“My paintings were about people that were part of my life. If they were political, it’s because they were a reflection of the culture we were drowning in.”
– Barkley L. Hendricks
“ Have you ever been thrown against a wall and frisked? It’s not something I’ve experienced every day, but I’ve been thrown against a wall and frisked.”
Barkley L. Hendricks’ socially charged work covered a life- span period and faced drastically diverse cultural climates, from the Black Power movement of the 1960s' through the election of the United States’ first black president in 2008.
Barkley L. Hendricks was an African-American painter known for his photo-based portraits of black men and women. Conveying a sensitivity towards the unique persona of each sitter, his works are both matter-of-fact and culturally pointed. His stylised portraits—realist African American figures set against abstract backgrounds—starred friends and neighbours from his life, posed for timelessness. His broader project was to document the black image as a phenomenon, as it manifested in fashion, billboards, magazines, and movies.
“Let me correct the assumption that my early work was explicitly political. I was only political because, in the 1960s, America was fucked up and didn’t see what some artists or what black artists were doing. It was political in their minds.”
While touring Europe as an undergraduate art student in the mid-1960s, Hendricks fell in love with the portrait style of artists like van Dyck and Velázquez. His immersion in the Western canon, however, left him troubled. In his visits to the museums and churches of Britain, Italy, Spain and the Netherlands, he saw virtually no black subjects. His own race was, in effect, a void in Western art.

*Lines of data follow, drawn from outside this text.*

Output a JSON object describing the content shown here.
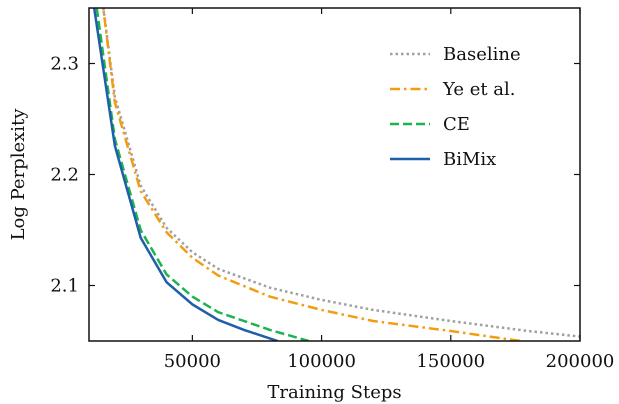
{
  "chart_data": {
    "type": "line",
    "xlabel": "Training Steps",
    "ylabel": "Log Perplexity",
    "xlim": [
      10000,
      200000
    ],
    "ylim": [
      2.05,
      2.35
    ],
    "xticks": [
      50000,
      100000,
      150000,
      200000
    ],
    "yticks": [
      2.1,
      2.2,
      2.3
    ],
    "xtick_labels": [
      "50000",
      "100000",
      "150000",
      "200000"
    ],
    "ytick_labels": [
      "2.1",
      "2.2",
      "2.3"
    ],
    "legend_position": "upper-right",
    "grid": false,
    "series": [
      {
        "name": "Baseline",
        "color": "#a0a0a0",
        "dash": "dotted",
        "x": [
          15000,
          20000,
          30000,
          40000,
          50000,
          60000,
          80000,
          100000,
          120000,
          150000,
          180000,
          200000
        ],
        "y": [
          2.36,
          2.27,
          2.19,
          2.152,
          2.13,
          2.115,
          2.098,
          2.087,
          2.078,
          2.068,
          2.059,
          2.054
        ]
      },
      {
        "name": "Ye et al.",
        "color": "#f39c12",
        "dash": "dashdot",
        "x": [
          15000,
          20000,
          30000,
          40000,
          50000,
          60000,
          80000,
          100000,
          120000,
          150000,
          177000
        ],
        "y": [
          2.36,
          2.265,
          2.185,
          2.148,
          2.125,
          2.109,
          2.09,
          2.078,
          2.068,
          2.059,
          2.05
        ]
      },
      {
        "name": "CE",
        "color": "#1db34f",
        "dash": "dashed",
        "x": [
          13000,
          20000,
          30000,
          40000,
          50000,
          60000,
          80000,
          95000
        ],
        "y": [
          2.35,
          2.232,
          2.15,
          2.11,
          2.09,
          2.076,
          2.06,
          2.05
        ]
      },
      {
        "name": "BiMix",
        "color": "#1f5fa8",
        "dash": "solid",
        "x": [
          12000,
          20000,
          30000,
          40000,
          50000,
          60000,
          70000,
          83000
        ],
        "y": [
          2.35,
          2.226,
          2.143,
          2.103,
          2.083,
          2.069,
          2.06,
          2.05
        ]
      }
    ]
  }
}
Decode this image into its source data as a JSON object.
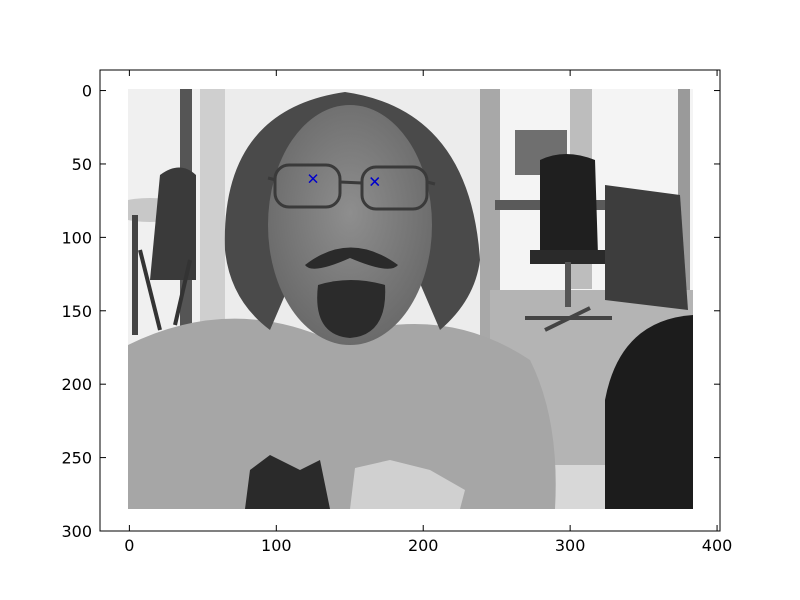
{
  "chart_data": {
    "type": "scatter",
    "title": "",
    "xlabel": "",
    "ylabel": "",
    "background_image": {
      "content": "grayscale photograph of a man with glasses, long hair and a goatee, in an office",
      "extent_x": [
        0,
        384
      ],
      "extent_y": [
        286,
        0
      ]
    },
    "xlim": [
      -20,
      402
    ],
    "ylim": [
      300,
      -14
    ],
    "y_inverted": true,
    "x_ticks": [
      0,
      100,
      200,
      300,
      400
    ],
    "y_ticks": [
      0,
      50,
      100,
      150,
      200,
      250,
      300
    ],
    "x_tick_labels": [
      "0",
      "100",
      "200",
      "300",
      "400"
    ],
    "y_tick_labels": [
      "0",
      "50",
      "100",
      "150",
      "200",
      "250",
      "300"
    ],
    "grid": false,
    "series": [
      {
        "marker": "x",
        "color": "#0000cc",
        "points": [
          {
            "x": 125,
            "y": 60
          },
          {
            "x": 167,
            "y": 62
          }
        ]
      }
    ]
  }
}
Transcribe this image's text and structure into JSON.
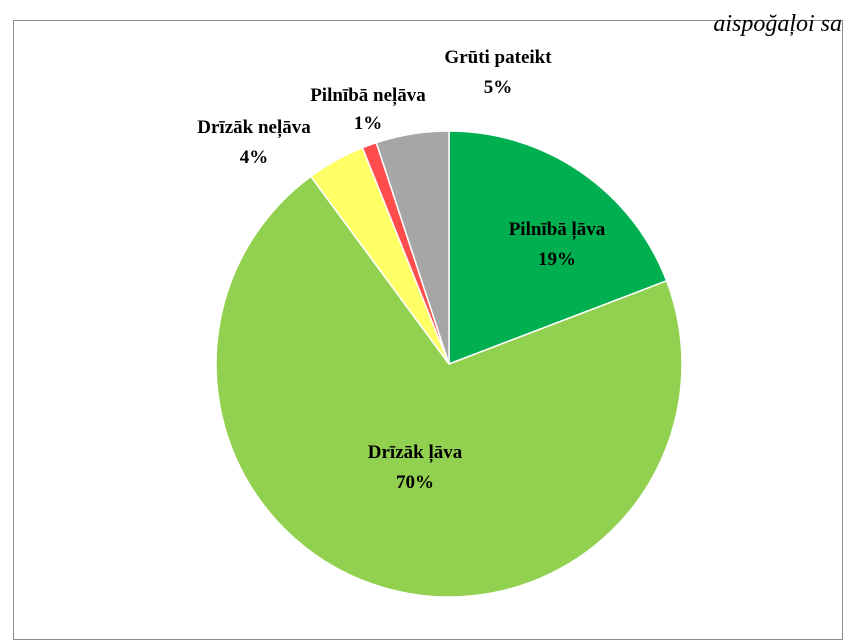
{
  "header_text": "aispoğaļoi sa",
  "chart_data": {
    "type": "pie",
    "title": "",
    "start_angle_deg": 0,
    "direction": "clockwise",
    "slices": [
      {
        "label": "Pilnībā ļāva",
        "value": 19,
        "value_label": "19%",
        "color": "#00b050"
      },
      {
        "label": "Drīzāk ļāva",
        "value": 70,
        "value_label": "70%",
        "color": "#92d050"
      },
      {
        "label": "Drīzāk neļāva",
        "value": 4,
        "value_label": "4%",
        "color": "#ffff66"
      },
      {
        "label": "Pilnībā neļāva",
        "value": 1,
        "value_label": "1%",
        "color": "#ff4d4d"
      },
      {
        "label": "Grūti pateikt",
        "value": 5,
        "value_label": "5%",
        "color": "#a6a6a6"
      }
    ]
  }
}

As the Black Power movement unfolded around him, he set about correcting the balance, in life-size portraits of friends, relatives and strangers encountered on the street that communicated a new assertiveness and pride among Black Americans.
He would then depict the Black figure exuding style, confidence and attitude, catching their unique personalities, sometimes taking direct inspiration from the artists he had the chance to see in his European tour and adapting their creations to his world.

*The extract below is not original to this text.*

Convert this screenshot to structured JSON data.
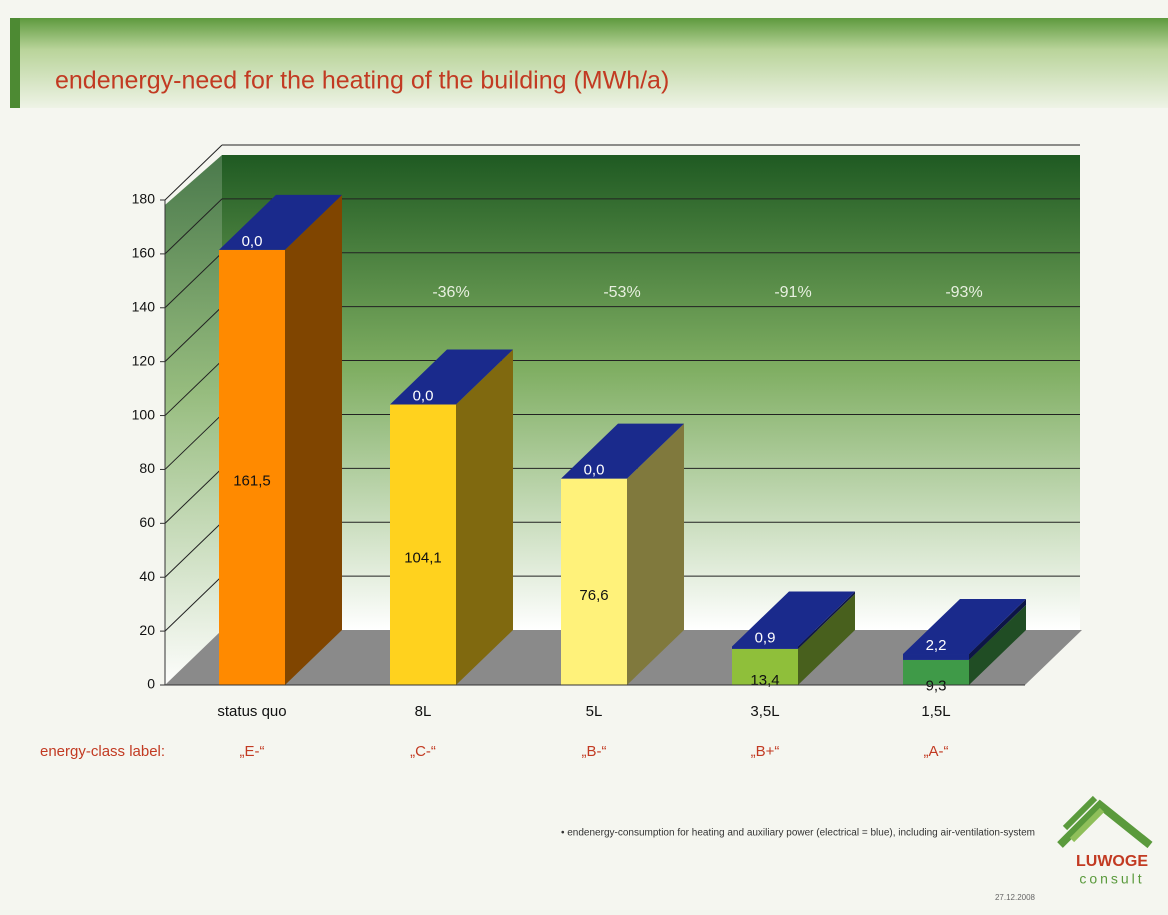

‘When I was in London, I went to the National Gallery, and there was a painting there by van Dyck. And there was a cardinal with his beautiful bed robe on… subsequently, years later, I did a painting that’s now at the National Gallery of Art, Washington, D.C. where there were three views of a man with a long red coat: Sir Charles, Alias Willie Harris.’
While the tripartite view of Harris suggests affinities with van Dyck’s Charles I in Three Positions, Hendricks’s portrait riffs on the provocative personality of Charles, who was a drug dealer for Yale Universities students.

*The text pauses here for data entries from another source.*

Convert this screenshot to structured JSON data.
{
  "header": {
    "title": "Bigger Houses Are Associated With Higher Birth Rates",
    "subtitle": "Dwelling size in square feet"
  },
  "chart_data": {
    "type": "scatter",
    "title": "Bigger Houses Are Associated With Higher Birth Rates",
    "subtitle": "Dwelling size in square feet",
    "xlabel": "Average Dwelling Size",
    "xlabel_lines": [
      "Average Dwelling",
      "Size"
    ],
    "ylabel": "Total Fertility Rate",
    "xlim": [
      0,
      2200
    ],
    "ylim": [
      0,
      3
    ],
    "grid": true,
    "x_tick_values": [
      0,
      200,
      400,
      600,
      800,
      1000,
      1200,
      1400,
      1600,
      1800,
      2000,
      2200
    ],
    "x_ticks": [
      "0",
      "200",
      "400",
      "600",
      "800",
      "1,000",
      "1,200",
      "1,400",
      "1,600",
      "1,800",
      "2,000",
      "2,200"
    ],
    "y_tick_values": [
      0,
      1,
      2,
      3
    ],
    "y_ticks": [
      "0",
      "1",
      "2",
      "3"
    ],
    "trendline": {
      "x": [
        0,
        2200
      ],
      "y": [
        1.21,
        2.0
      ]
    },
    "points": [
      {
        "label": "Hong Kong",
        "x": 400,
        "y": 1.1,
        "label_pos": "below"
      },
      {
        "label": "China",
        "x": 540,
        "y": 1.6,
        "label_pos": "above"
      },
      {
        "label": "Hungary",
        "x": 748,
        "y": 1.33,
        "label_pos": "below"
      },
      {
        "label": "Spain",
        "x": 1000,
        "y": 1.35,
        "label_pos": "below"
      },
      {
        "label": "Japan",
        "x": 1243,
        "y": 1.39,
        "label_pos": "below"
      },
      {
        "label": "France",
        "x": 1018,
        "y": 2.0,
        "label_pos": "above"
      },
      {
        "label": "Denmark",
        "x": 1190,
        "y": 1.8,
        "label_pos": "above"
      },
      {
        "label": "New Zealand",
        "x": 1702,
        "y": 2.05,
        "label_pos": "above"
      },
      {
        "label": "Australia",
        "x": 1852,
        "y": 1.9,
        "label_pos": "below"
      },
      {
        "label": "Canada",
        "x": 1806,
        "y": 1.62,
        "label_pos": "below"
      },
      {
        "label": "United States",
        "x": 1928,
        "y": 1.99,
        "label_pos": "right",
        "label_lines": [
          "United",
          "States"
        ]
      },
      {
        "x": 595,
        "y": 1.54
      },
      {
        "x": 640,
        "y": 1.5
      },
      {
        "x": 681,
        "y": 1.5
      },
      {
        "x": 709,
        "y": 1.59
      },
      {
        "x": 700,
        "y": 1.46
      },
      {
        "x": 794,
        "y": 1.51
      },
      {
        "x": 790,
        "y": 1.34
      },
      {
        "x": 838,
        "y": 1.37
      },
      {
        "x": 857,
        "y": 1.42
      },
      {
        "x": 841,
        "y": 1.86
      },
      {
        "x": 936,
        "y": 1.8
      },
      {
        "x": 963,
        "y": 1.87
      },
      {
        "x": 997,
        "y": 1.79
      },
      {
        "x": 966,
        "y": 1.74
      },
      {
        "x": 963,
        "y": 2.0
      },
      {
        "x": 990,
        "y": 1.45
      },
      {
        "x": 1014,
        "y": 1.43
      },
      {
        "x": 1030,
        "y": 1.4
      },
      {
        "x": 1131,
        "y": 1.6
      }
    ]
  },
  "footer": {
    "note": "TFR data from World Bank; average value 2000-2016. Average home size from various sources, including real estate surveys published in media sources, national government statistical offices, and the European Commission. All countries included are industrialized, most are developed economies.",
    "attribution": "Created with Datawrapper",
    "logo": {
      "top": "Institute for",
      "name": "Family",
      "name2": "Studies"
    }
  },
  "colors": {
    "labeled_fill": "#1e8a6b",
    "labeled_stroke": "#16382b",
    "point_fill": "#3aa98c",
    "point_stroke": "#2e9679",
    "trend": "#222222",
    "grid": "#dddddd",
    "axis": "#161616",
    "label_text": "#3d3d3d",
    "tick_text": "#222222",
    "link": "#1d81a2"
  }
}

“My paintings were about people that were part of my life. If they were political, it’s because they were a reflection of the culture we were drowning in.”
Hendricks often used himself as a subject. In “Icon for My Man Superman” (1969), he appeared, arms crossed, wearing a Superman jersey and sunglasses, naked from the waist down. The painting’s subtitle, “Superman Never Saved Any Black People”, echoed a remark by Bobby Seale, a founder of the Black Panther Party.
Often out of fashion and artistic voice of the Black community, he has never bowed to the mainstream tendencies, remaining a somewhat neglected figure who received his due only in the latter part of his career, during the 2000s’. He borrowed endlessly from the commercialization of black culture—a Pop Art way of turning the white gaze back in on itself. The artists who have followed in his footsteps are sometimes described as “post-black.”
In one of his last interviews he felt like making it very clear:
“ That’s what irritates me about this culture—it always wants to play some dumbass game. I didn’t care what was being done by other artists or what was happening around me. I was dealing with what I wanted to do. Period.”
Along with Philip Pearlstein and David Hockney, Hendricks stands out as a pillar of postmodern portraiture. But he was never a well-known artist unlike his white counterparts. While he is widely cited as a major influence among contemporary black artists today, Hendricks’s work is under-represented in American museum collections. That owes in part to his black subject matter, but also to interests that kept him away from painting for almost 20 years.